Since all the media play will continue to be about torquing the interpretation of what are obviously dubious poll numbers, I wanted to focus attention solely on that.

So you do not want to focus on the NDP and Liberal numbers because all the media are torquing the interpretation of the poll numbers!!!

Heaven forbid focusing or interpreting numbers on the other side...wouldn't want that!

Ed Hollett said...

Heaven forbid, Murph you might actually read something before randomly gainsaying. your point was covered in my answer to Cain's efforts.

Meanwhile, did you really mean to ask me if the government party can set government salaries?

roflmao.

PoscStudent said...

So how low are the Liberals and NDP really polling if the PC's support goes down so much?

Ed Hollett said...

If you look at actual voting results, you can see - as I have said repeatedly here and elsewhere - the provincial government pollster's results does some combination of the following:

a. artificially inflates the Tory voter choice result in the way the number is reported,

b. apparently boosts the Tory voter choice result anyway (maybe due to a huge problem with sampling or responses or as a result of government's deliberate campaign to manipulate the numbers (goosing))

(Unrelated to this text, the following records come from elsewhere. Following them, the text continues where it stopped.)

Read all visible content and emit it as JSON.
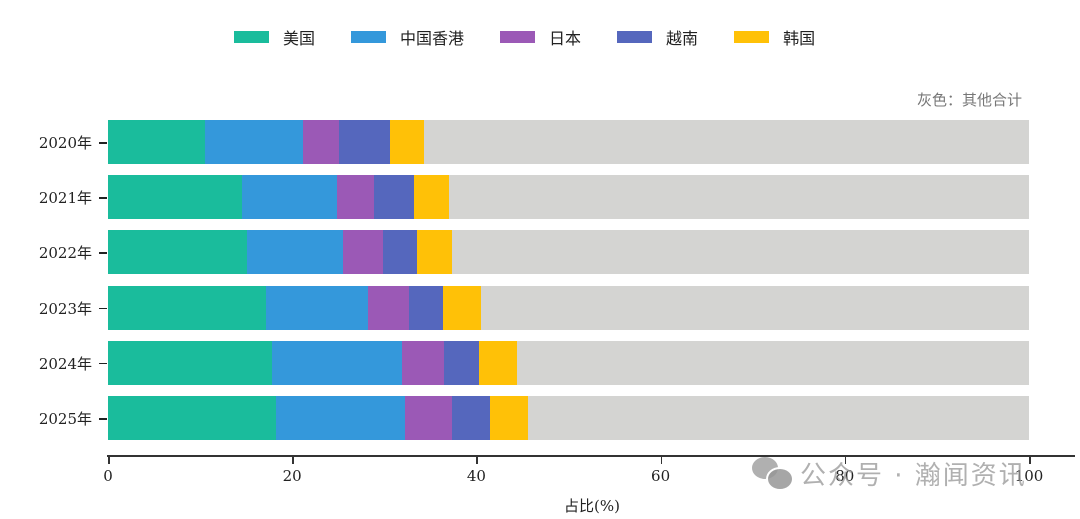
{
  "chart_data": {
    "type": "bar",
    "orientation": "horizontal",
    "stacked": true,
    "title": "",
    "xlabel": "占比(%)",
    "ylabel": "",
    "xlim": [
      0,
      100
    ],
    "xticks": [
      "0",
      "20",
      "40",
      "60",
      "80",
      "100"
    ],
    "categories": [
      "2020年",
      "2021年",
      "2022年",
      "2023年",
      "2024年",
      "2025年"
    ],
    "series": [
      {
        "name": "美国",
        "color": "#1abc9c",
        "values": [
          10.5,
          14.6,
          15.1,
          17.2,
          17.8,
          18.2
        ]
      },
      {
        "name": "中国香港",
        "color": "#3498db",
        "values": [
          10.7,
          10.3,
          10.4,
          11.0,
          14.1,
          14.1
        ]
      },
      {
        "name": "日本",
        "color": "#9b59b6",
        "values": [
          3.9,
          4.0,
          4.4,
          4.5,
          4.6,
          5.0
        ]
      },
      {
        "name": "越南",
        "color": "#5567bd",
        "values": [
          5.5,
          4.3,
          3.7,
          3.7,
          3.8,
          4.2
        ]
      },
      {
        "name": "韩国",
        "color": "#ffc107",
        "values": [
          3.7,
          3.8,
          3.8,
          4.1,
          4.1,
          4.1
        ]
      },
      {
        "name": "其他合计",
        "color": "#d4d4d2",
        "values": [
          65.7,
          63.0,
          62.6,
          59.5,
          55.6,
          54.4
        ]
      }
    ],
    "legend_position": "top",
    "grid": false,
    "annotation": "灰色：其他合计"
  },
  "legend": [
    {
      "label": "美国",
      "color": "#1abc9c"
    },
    {
      "label": "中国香港",
      "color": "#3498db"
    },
    {
      "label": "日本",
      "color": "#9b59b6"
    },
    {
      "label": "越南",
      "color": "#5567bd"
    },
    {
      "label": "韩国",
      "color": "#ffc107"
    }
  ],
  "note": "灰色：其他合计",
  "xaxis": {
    "label": "占比(%)",
    "ticks": [
      "0",
      "20",
      "40",
      "60",
      "80",
      "100"
    ]
  },
  "watermark": {
    "text": "公众号 · 瀚闻资讯"
  }
}
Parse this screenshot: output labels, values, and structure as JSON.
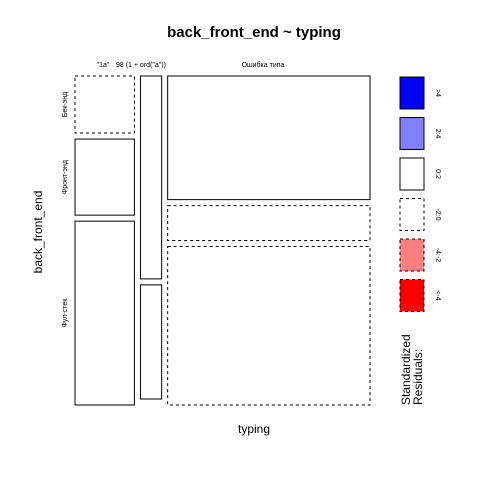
{
  "chart_data": {
    "type": "mosaic",
    "title": "back_front_end ~ typing",
    "xlabel": "typing",
    "ylabel": "back_front_end",
    "columns": [
      "\"1a\"",
      "98 (1 + ord(\"a\"))",
      "Ошибка типа"
    ],
    "rows": [
      "Бек-энд",
      "Фронт-энд",
      "Фул-стек"
    ],
    "column_proportions": [
      0.21,
      0.075,
      0.715
    ],
    "cells": [
      {
        "column": "\"1a\"",
        "row": "Бек-энд",
        "proportion": 0.18,
        "residual_class": "-2:0"
      },
      {
        "column": "\"1a\"",
        "row": "Фронт-энд",
        "proportion": 0.24,
        "residual_class": "0:2"
      },
      {
        "column": "\"1a\"",
        "row": "Фул-стек",
        "proportion": 0.58,
        "residual_class": "0:2"
      },
      {
        "column": "98 (1 + ord(\"a\"))",
        "row": "Бек-энд",
        "proportion": 0.0,
        "residual_class": "0:2"
      },
      {
        "column": "98 (1 + ord(\"a\"))",
        "row": "Фронт-энд",
        "proportion": 0.64,
        "residual_class": "0:2"
      },
      {
        "column": "98 (1 + ord(\"a\"))",
        "row": "Фул-стек",
        "proportion": 0.36,
        "residual_class": "0:2"
      },
      {
        "column": "Ошибка типа",
        "row": "Бек-энд",
        "proportion": 0.39,
        "residual_class": "0:2"
      },
      {
        "column": "Ошибка типа",
        "row": "Фронт-энд",
        "proportion": 0.11,
        "residual_class": "-2:0"
      },
      {
        "column": "Ошибка типа",
        "row": "Фул-стек",
        "proportion": 0.5,
        "residual_class": "-2:0"
      }
    ],
    "legend": {
      "title": [
        "Standardized",
        "Residuals:"
      ],
      "position": "right",
      "items": [
        {
          "label": ">4",
          "color": "#0000ff",
          "dashed": false
        },
        {
          "label": "2:4",
          "color": "#8080ff",
          "dashed": false
        },
        {
          "label": "0:2",
          "color": "#ffffff",
          "dashed": false
        },
        {
          "label": "-2:0",
          "color": "#ffffff",
          "dashed": true
        },
        {
          "label": "-4:-2",
          "color": "#ff8080",
          "dashed": true
        },
        {
          "label": "<-4",
          "color": "#ff0000",
          "dashed": true
        }
      ]
    }
  }
}
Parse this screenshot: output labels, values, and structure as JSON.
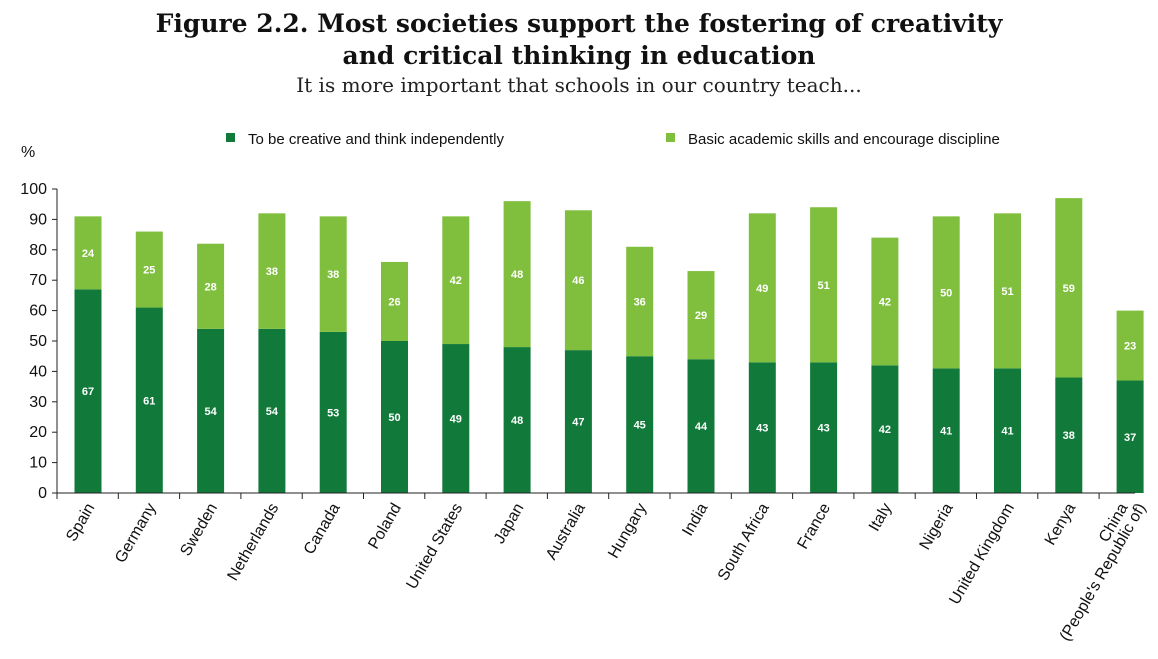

c. flattens or reduces the Liberal choice, and

d. misses about 50% of the UND/will not vote category.

That would mean that Liberal numbers are actually higher than CRA reports, just as the UND/will not vote number is higher.

In Terra Nova there discrepancy was huge for the Lib and the "will not vote" number. Ditto the Straits which you could not have foreseen using CRA numbers.

The most obvious example of the problems was in the 2007 general election where the Tories garnered 43% of the eligible vote, not the 60 something CRA showed in its pre-vote survey or the equally absurd number in the immediate post-election survey.

All you have to do is compare what CRA says the numbers are to actual vote results to see the problems. Since CRA polls eligible voters you have to compare their results to that number, not to turnout.

Wm. Murphy said...

what about the numbers in Topsail?

Ed Hollett said...

Off as all the rest in one way or another.